El “pollero” lo dejó plantado en el punto de recogida en Ocotillo que habían acordado, un solitario cruce de caminos en el desierto, en el extremo suroccidental del condado de Imperial, que estaba sufriendo un calor récord debido al cambio climático. En la tarde la temperatura alcanzó los 111 grados. Se encontraba a unas 10 millas al norte de la frontera. El paisaje era de arena y arbustos secos.

Era el 7 de julio de 2020, meses después del inicio de la pandemia, y era el tercer intento de Cervantes de reunirse con su mujer y sus cuatro hijos en Delaware, donde vivía desde hacía dos décadas. Había ido a México en noviembre de 2019 para ver a su padre anciano antes de que falleciera. El plan había sido quedarse poco tiempo y luego regresar por el desierto, pero la pandemia lo retraso todo. Ya lo había intentado dos veces, pero en las dos ocasiones fue atrapado y devuelto por la patrulla fronteriza. No tenía papeles de inmigración y no podía entrar legalmente en el país.

Opinion Columnist

Jean Guerrero

Jean Guerrero is the author, most recently, of “Hatemonger: Stephen Miller, Donald Trump and the White Nationalist Agenda.”

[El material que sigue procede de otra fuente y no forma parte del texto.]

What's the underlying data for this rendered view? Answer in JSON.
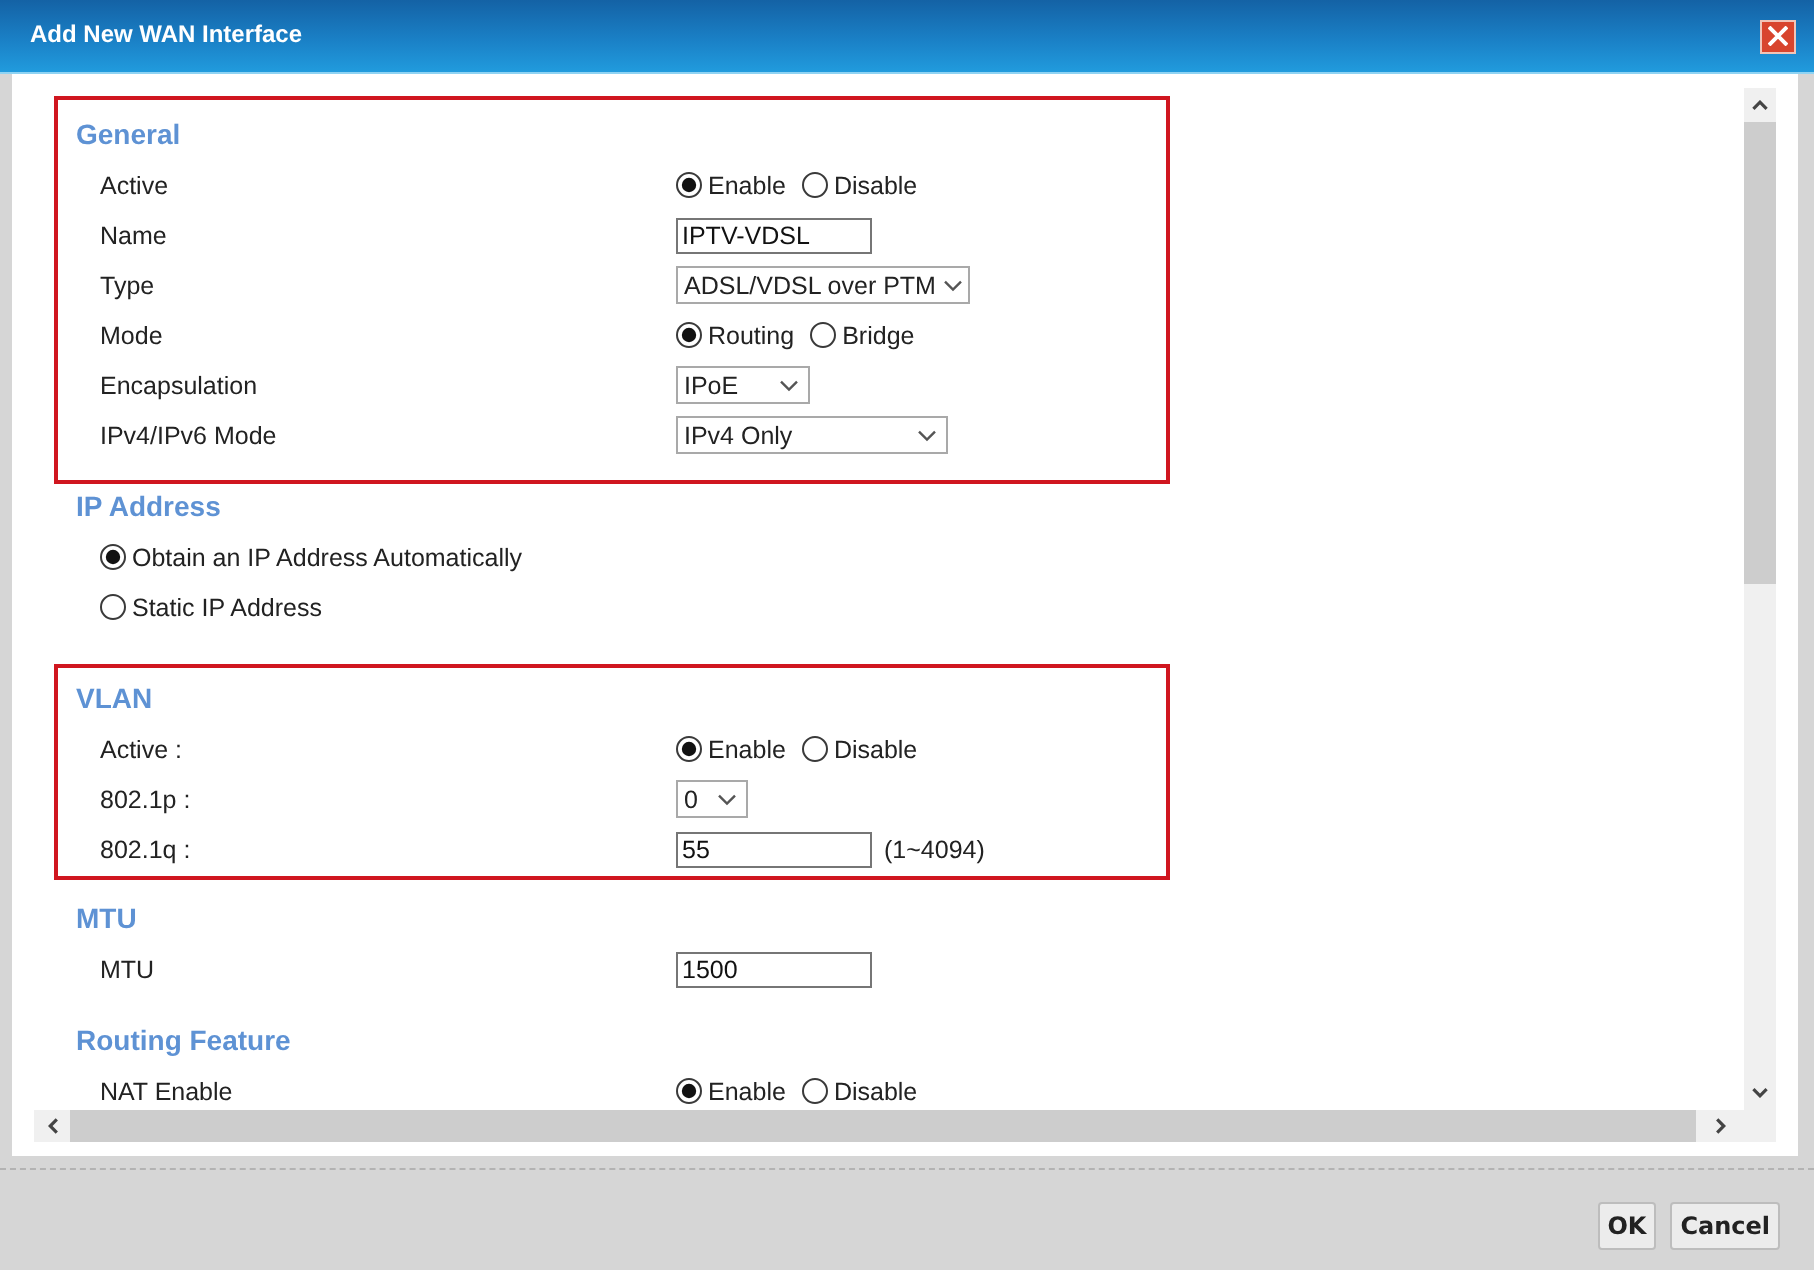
{
  "window": {
    "title": "Add New WAN Interface"
  },
  "sections": [
    {
      "title": "General",
      "highlighted": true,
      "fields": [
        {
          "kind": "radio",
          "label": "Active",
          "options": [
            {
              "label": "Enable",
              "selected": true
            },
            {
              "label": "Disable",
              "selected": false
            }
          ]
        },
        {
          "kind": "text",
          "label": "Name",
          "value": "IPTV-VDSL"
        },
        {
          "kind": "select",
          "label": "Type",
          "value": "ADSL/VDSL over PTM"
        },
        {
          "kind": "radio",
          "label": "Mode",
          "options": [
            {
              "label": "Routing",
              "selected": true
            },
            {
              "label": "Bridge",
              "selected": false
            }
          ]
        },
        {
          "kind": "select",
          "label": "Encapsulation",
          "value": "IPoE"
        },
        {
          "kind": "select",
          "label": "IPv4/IPv6 Mode",
          "value": "IPv4 Only"
        }
      ]
    },
    {
      "title": "IP Address",
      "highlighted": false,
      "fields": [
        {
          "kind": "radio_list",
          "options": [
            {
              "label": "Obtain an IP Address Automatically",
              "selected": true
            },
            {
              "label": "Static IP Address",
              "selected": false
            }
          ]
        }
      ]
    },
    {
      "title": "VLAN",
      "highlighted": true,
      "fields": [
        {
          "kind": "radio",
          "label": "Active :",
          "options": [
            {
              "label": "Enable",
              "selected": true
            },
            {
              "label": "Disable",
              "selected": false
            }
          ]
        },
        {
          "kind": "select",
          "label": "802.1p :",
          "value": "0"
        },
        {
          "kind": "text",
          "label": "802.1q :",
          "value": "55",
          "hint": "(1~4094)"
        }
      ]
    },
    {
      "title": "MTU",
      "highlighted": false,
      "fields": [
        {
          "kind": "text",
          "label": "MTU",
          "value": "1500"
        }
      ]
    },
    {
      "title": "Routing Feature",
      "highlighted": false,
      "fields": [
        {
          "kind": "radio",
          "label": "NAT Enable",
          "options": [
            {
              "label": "Enable",
              "selected": true
            },
            {
              "label": "Disable",
              "selected": false
            }
          ]
        }
      ]
    }
  ],
  "buttons": [
    "OK",
    "Cancel"
  ]
}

Para los agentes de la patrulla fronteriza, Cervantes, de 48 años, era un invasor. Ante sus propios ojos, no era más que un padre de familia intentando volver a casa. Con su mujer había montado un negocio ambulante de comida, vendiendo tamales, tacos y otras delicias. Sus hijos, nacidos en Estados Unidos, iban camino a la universidad. Era un mexicano orgulloso, con un tatuaje de “Hecho en México” en el brazo y una pasión por las baladas de amor norteñas, que publicaba en Facebook y enviaba por SMS a su esposa. Pero también aparecía en fotos familiares con camisas estampadas con la bandera estadounidense. Poco antes de ir a México, había llevado a la familia a conocer la Estatua de la Libertad.

Ese día en el desierto, planeaba seguir hacia El Centro, a unas 27 millas al este del lugar donde el pollero lo dejó plantado. En esa ciudad podría pasar desapercibido y encontrar un hotel. Pensó que podría lograrlo. Era un hombre fuerte, con años de experiencia en la construcción y otros trabajos agotadores. Poco antes había encontrado tres galones de agua que un grupo de activistas había dejado para los migrantes. Bebió un poco, pero no toda, porque quería dejar algo para los demás.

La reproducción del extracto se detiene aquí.